In Morgan, plaintiffs did not present any testimony or evidence regarding the conduct of any JMM managing agent or decision maker during the relevant time. JMM argued plaintiffs did not present any evidence a JMM officer, director, or managing agent authorized or ratified any conduct, and treated JMM as a monolithic entity without ever identifying to whom “they” referred. Morgan’s argument was simply “the entire organization was involved in the act giving rise to malice,” relying on part of the ruling in Romo, supra, below:
The court could identify no case “in which a series of corporate actions and decisions, such as the design, production, and marketing of any automobile, has been found inadequate to support an award of punitive damages on the basis that the multitude of employees involved in the various aspects of the process were not high enough in the corporate chain of command”. When the entire organization is involved in the acts which constitute malice there is no danger a blameless corporation will be punished for bad acts over which it had no control, the primary goal of the ‘managing agent’ requirement.
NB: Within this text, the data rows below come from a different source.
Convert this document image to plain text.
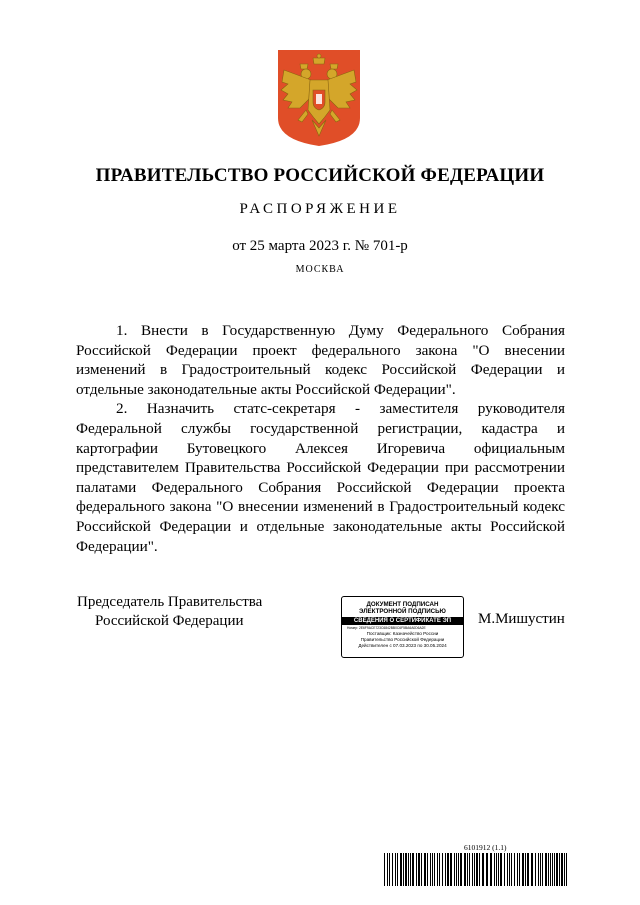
ПРАВИТЕЛЬСТВО РОССИЙСКОЙ ФЕДЕРАЦИИ
РАСПОРЯЖЕНИЕ
от 25 марта 2023 г. № 701-р
МОСКВА

1. Внести в Государственную Думу Федерального Собрания Российской Федерации проект федерального закона "О внесении изменений в Градостроительный кодекс Российской Федерации и отдельные законодательные акты Российской Федерации".

2. Назначить статс-секретаря - заместителя руководителя Федеральной службы государственной регистрации, кадастра и картографии Бутовецкого Алексея Игоревича официальным представителем Правительства Российской Федерации при рассмотрении палатами Федерального Собрания Российской Федерации проекта федерального закона "О внесении изменений в Градостроительный кодекс Российской Федерации и отдельные законодательные акты Российской Федерации".

Председатель Правительства
Российской Федерации
ДОКУМЕНТ ПОДПИСАН
ЭЛЕКТРОННОЙ ПОДПИСЬЮ
СВЕДЕНИЯ О СЕРТИФИКАТЕ ЭП
Номер: 2E6F9ACE723C6842BB0C6F5BA6A0D6A2E
Поставщик: Казначейство России
Правительство Российской Федерации
Действителен с 07.03.2023 по 30.05.2024
М.Мишустин
6101912 (1.1)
There is no requirement that the evidence established that a particular committee or office of the corporation acted on a particular date with ‘malice’. A corporate defendant cannot shield itself from liability through layers of management committees and the sheer size of the management structure. It is enough if the evidence permits a clear and convincing inference that within the corporate hierarchy authorized persons acted despicably in “willful conscious disregard of the rights or safety of others.x
The Morgan court criticized plaintiffs’ limited interpretation of Romo, identifying the crucial language as follows:
The Romo court went on to explain that a plaintiff can satisfy the “managing agent” requirement “through evidence showing the information in possession of the corporation and the structure of management decision making that permits an inference that the information in fact moved upward to a point where the corporate policy was formulated. These inferences cannot be based upon mere speculation, but they may be established by circumstantial evidence, in accordance with ordinary proof. The court explained that “[it] is difficult to imagine how corporate malice could be showing in the case of a large corporate defendant except by piecing together knowledge and acts of the corporation’s multitude managing agents.”xi
The court held the fact defendant is a large corporation does not relax plaintiff’s required burden of proof and found that there was insufficient evidence. The punitive damage award was reversed and remanded to the trial court.
Takeaway
This court’s decision ensures plaintiffs must present sufficient evidence to meet the burden of proof, and it will be used by corporate defendants to fight punitive damages claims. On the other hand, plaintiffs’ counsel may now be motivated to increase discovery demands. The goal of plaintiffs’ counsel will be to collect evidence that layers of management decisions established a corporate policy giving rise to a reasonable inference of malice.
i Morgan v. J-M Mfg. Co., Inc., 60 Cal. App. 5th 1078, 275 Cal. Rptr. 3d 349 (2021), reh’g denied (Feb. 19, 2021).
ii Romo v. Ford Motor Co., 99 Cal. App. 4th 1115, 122 Cal. Rptr. 2d 139 (2002), cert. granted, judgment vacated, 538 U.S. 1028, 123 S. Ct. 2072, 155 L. Ed. 2d 1056 (2003), and disapproved of by People v. Ault, 33 Cal. 4th 1250, 95 P.3d 523 (2004).
iv White v. Ultramar, Inc., 21 Cal.4th 563, 981 P.2d 944 (1999); See Also, Egan v. Mutual of Omaha Ins. Co 24 Cal.3d 809, 822-823 (1979).
v Id at 566-567.
vi Roby v. McKesson Corp., 47 Cal.4th 686, 714 (2009).
vii Cruz v. HomeBase, 83 Cal.App.4th 160, 167 (2008).
viii White v. Ultramar, Inc., supra, 21 Cal.4th, at pp. 576-577; Powerhouse Motorsports Group, Inc. v. Yamaha Motor Corp., U.S.A. (2013) 221 Cal.App.4th 867, 886; King v. U.S. Bank National Association (2020) 53 Cal.App.5th 675, 713.
ix Romo v. Ford Motor Company, (2002) 99 Cal.App.4th 1115.
x Romo, supra 99 Cal.App.4th at pp. 1140-1141.
xi Morgan, supra, 60 Cal.App.5th at 1078, citing Romo, supra, 99 Cal.App.4th at p.1141.